CA Paris, 4e ch. B, 27 septembre 1990, n° 89-2484

PARIS

Arrêt

Confirmation

PARTIES

Demandeur :

Société d'exploitation des Etablissements O'Kiss (SARL)

Défendeur :

Yoni (SARL)

COMPOSITION DE LA JURIDICTION

Président :

M. Bonnefont

Conseillers :

MM. Gouge, Audouard

Avoués :

Me Blin, SCP Bollet Baskal

Avocats :

Mes Hoffman, Bettach.

T. com. Paris, 1re ch., du 11 janv. 1988

11 janvier 1988

Dans des circonstances relatées par les premiers juges la Société d'exploitation des établissements O'Kiss, ci-après O'Kiss, avait attrait la société Yoni devant le tribunal de commerce de Paris afin d'obtenir la cessation d'agissements qualifiés de contrefaçon de modèle non déposé et de concurrence déloyale et la réparation du préjudice en résultant.
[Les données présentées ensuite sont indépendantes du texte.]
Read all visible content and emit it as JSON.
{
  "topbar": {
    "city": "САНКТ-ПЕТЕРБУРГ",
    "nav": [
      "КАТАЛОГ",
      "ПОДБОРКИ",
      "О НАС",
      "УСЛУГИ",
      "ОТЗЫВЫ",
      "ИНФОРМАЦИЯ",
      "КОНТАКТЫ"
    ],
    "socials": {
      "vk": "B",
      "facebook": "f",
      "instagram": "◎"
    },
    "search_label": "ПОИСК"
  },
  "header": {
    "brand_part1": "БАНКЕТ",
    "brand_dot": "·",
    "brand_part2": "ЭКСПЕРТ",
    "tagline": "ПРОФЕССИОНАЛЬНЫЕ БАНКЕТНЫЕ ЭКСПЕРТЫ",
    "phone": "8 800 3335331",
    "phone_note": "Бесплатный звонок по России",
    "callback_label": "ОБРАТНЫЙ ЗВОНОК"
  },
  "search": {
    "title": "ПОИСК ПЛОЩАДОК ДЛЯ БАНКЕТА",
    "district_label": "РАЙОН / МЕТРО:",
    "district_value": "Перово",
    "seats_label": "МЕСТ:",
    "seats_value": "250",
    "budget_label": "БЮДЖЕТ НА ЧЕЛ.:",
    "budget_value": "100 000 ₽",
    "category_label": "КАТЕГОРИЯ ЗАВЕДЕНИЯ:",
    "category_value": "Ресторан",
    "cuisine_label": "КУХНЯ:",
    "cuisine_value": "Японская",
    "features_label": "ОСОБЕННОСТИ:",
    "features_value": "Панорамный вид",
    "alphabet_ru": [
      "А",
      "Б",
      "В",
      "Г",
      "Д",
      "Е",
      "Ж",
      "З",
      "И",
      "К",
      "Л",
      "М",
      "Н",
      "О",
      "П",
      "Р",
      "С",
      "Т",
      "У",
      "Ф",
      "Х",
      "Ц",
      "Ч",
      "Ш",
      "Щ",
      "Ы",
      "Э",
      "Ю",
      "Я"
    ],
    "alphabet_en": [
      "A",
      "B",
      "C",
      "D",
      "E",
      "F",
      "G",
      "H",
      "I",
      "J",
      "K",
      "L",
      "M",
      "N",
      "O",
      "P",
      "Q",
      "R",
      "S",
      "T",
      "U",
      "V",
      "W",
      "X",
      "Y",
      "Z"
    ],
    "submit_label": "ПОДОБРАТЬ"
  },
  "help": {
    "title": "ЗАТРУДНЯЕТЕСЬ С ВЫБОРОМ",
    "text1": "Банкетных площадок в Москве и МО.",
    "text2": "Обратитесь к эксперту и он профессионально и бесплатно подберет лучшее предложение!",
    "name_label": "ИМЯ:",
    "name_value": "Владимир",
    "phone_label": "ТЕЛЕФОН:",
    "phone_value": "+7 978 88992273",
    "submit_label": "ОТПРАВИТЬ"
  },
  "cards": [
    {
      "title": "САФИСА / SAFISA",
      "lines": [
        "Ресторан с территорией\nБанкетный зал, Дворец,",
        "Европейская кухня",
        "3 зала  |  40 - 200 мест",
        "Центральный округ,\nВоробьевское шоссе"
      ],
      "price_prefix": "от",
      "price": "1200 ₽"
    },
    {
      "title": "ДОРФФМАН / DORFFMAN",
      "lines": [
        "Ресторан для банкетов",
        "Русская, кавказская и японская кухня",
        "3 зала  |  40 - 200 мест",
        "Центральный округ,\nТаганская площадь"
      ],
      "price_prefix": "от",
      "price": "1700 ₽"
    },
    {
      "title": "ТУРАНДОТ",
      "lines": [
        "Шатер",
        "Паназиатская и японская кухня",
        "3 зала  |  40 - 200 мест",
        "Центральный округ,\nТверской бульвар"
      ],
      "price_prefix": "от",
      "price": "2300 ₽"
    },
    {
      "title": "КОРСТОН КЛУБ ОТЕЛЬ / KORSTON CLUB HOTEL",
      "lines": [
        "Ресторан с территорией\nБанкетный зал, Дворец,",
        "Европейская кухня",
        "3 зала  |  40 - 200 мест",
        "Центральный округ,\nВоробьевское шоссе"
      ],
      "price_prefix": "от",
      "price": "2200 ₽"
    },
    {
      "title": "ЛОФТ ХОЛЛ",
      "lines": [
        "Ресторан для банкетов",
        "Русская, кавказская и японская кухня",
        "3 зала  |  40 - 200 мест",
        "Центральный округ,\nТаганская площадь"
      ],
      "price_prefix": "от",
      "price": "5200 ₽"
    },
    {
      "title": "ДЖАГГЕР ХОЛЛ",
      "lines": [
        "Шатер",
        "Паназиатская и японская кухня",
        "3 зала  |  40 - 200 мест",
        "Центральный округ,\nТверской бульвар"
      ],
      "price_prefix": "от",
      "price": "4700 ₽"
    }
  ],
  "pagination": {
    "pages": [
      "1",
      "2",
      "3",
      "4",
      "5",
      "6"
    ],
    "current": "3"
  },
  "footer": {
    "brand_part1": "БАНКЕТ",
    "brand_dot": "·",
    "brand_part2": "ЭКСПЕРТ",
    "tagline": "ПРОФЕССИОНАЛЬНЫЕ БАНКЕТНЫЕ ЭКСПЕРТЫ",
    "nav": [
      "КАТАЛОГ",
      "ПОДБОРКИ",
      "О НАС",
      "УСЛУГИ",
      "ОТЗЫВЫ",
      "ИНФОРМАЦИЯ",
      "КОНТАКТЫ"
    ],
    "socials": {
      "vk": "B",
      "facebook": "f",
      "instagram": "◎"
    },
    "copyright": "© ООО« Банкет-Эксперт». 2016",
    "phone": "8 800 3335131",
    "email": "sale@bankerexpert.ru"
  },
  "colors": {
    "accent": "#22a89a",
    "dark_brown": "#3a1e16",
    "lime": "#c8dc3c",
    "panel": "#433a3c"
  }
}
Par son jugement du 11 janvier 1988 qui a exposé les faits, moyens et prétentions des parties antérieurs, la 1re chambre de ce tribunal, tout en retenant l'antériorité du modèle Scooter commercialisé par O'Kiss, a débouté celle-ci de ses demandes basées sur la contrefaçon et la concurrence déloyale. Il l'a condamnée à payer à Yoni la somme de 6 000 F au titre de l'article 700 du NCPC et les dépens. Yoni était déboutée de sa demande reconventionnelle en paiement d'indemnité.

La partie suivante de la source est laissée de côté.